En noviembre de aquel año, la comunidad escribió al Padre Pío pidiéndole un milagro, mientras la enferma aguardaba ya resignada su final, habiendo renunciado incluso a la morfina.

La Providencia no tardó en actuar. Uno de aquellos días, las monjas recibieron la visita de una señora emparentada con monseñor Fernando Damiani, vicario de la diócesis uruguaya de Salto.

Damiani conservaba como oro en paño un tesoro traído de su reciente visita a San Giovanni Rotondo: uno de los guantes del Padre Pío.

La propia Madre Teresa Salvadores desvelaba lo que a continuación sucedió:

“Me pusieron el guante, primero al lado de donde tenía una hinchazón tan grande como un puño; luego en la garganta, donde sentía que me asfixiaba. Me adormecí de inmediato. En mi sueño vi al Padre Pío que me tocaba en el costado dolorido; después me sopló en la boca, diciéndome muchas cosas que no eran de este mundo. El hecho es que, al cabo de tres horas, desperté y pedí mi hábito para levantarme de la cama donde yacía desde hacía meses… Me incorporé sin ayuda de nadie y bajé a la capilla… Al mediodía fui al refectorio y yo, que desde hacía tiempo no probaba bocado, comí incluso más que mis hermanas… Desde aquel día no he vuelto a sentir nada.”

Su propio médico, Juan Bautista Morelli, profesor ordinario de la Universidad de Montevideo, viajó luego a Italia para conocer al Padre Pío y regresó a su país convertido en un hombre nuevo.

La misma suerte que la Madre Teresa corrió la terciaria franciscana Paulina Preziosi, madre de cinco hijos.

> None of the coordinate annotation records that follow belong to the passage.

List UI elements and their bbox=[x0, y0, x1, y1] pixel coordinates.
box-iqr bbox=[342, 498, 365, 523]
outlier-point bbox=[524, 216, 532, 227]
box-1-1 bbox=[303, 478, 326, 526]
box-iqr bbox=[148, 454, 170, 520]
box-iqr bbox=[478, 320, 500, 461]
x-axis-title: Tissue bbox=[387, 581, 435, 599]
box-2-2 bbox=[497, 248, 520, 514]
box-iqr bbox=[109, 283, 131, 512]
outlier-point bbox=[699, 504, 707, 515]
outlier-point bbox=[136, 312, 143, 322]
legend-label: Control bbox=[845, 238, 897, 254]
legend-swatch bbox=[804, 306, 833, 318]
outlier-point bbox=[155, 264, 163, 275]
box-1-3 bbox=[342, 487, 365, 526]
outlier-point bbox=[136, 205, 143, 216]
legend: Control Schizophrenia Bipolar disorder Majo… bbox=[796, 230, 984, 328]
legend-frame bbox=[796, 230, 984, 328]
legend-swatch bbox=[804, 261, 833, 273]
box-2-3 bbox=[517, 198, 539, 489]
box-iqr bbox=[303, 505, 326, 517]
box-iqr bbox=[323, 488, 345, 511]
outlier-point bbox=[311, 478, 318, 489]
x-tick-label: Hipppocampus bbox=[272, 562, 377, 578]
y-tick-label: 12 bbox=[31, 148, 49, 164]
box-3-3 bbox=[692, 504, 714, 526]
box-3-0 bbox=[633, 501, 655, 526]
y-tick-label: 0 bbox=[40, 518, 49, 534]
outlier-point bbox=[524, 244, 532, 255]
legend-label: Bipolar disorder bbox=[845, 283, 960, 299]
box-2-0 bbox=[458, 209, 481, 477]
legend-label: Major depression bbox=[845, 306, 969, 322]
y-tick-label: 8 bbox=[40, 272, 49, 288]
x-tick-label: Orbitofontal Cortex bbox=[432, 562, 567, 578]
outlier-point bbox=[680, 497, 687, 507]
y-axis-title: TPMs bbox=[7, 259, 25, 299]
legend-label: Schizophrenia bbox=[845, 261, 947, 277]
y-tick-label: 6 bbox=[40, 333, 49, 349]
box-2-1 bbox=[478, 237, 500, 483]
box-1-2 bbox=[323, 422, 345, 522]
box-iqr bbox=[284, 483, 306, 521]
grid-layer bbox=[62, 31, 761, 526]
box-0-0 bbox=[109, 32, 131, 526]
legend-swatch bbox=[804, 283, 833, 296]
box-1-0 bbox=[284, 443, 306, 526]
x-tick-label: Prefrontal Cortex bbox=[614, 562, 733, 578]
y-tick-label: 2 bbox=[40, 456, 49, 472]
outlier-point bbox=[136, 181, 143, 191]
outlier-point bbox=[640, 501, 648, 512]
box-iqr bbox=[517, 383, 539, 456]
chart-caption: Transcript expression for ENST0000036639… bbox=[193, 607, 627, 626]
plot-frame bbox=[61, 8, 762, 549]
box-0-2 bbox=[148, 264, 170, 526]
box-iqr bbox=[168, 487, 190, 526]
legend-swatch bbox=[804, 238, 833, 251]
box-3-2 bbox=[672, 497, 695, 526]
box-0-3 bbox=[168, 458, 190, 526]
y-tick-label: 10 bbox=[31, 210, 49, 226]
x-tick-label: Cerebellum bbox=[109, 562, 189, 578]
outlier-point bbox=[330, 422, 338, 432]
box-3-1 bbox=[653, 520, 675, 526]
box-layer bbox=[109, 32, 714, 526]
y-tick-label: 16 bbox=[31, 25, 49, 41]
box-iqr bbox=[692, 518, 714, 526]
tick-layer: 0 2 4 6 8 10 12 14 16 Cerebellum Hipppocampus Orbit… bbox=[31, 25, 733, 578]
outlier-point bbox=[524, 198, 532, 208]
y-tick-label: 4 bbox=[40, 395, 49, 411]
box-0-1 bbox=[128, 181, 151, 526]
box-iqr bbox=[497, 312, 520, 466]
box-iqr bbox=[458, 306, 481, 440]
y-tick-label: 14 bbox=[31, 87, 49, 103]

Desahuciada por su médico a causa de una grave pulmonía, su familia pidió también auxilio al Padre Pío. “Díganle que no tenga miedo, porque resucitará con el Señor”, sentenció el fraile.

La noche del Viernes Santo, mientras la enferma rogaba al Señor que la curase en atención a sus cinco hijos, se le apareció el Padre Pío: “No temas –le dijo-. No temas, criatura de Dios. Ten fe y espera. Mañana, cuando suenen las campanas, estarás curada”.

Esa misma noche, la mujer entró en coma; su familia preparó la mortaja para revestirla en cuanto falleciese.

Pero al día siguiente, al toque de las campanas del Cristo Resucitado, Paulina Preziosi se incorporó de la cama movida por una fuerza sobrenatural mientras entonaba loas a Jesús y alabanzas al Padre Pío.

Infinita es la misericordia del Señor.


1 comentario:

  1. La Misericordia del Señor, a través de instrumentos como el Padre Pío,se manifiesta curando el dolor del ser humano y trayendo esperanza y calor a los corazones. Bendito sea Dios en su Infinita Misericordia.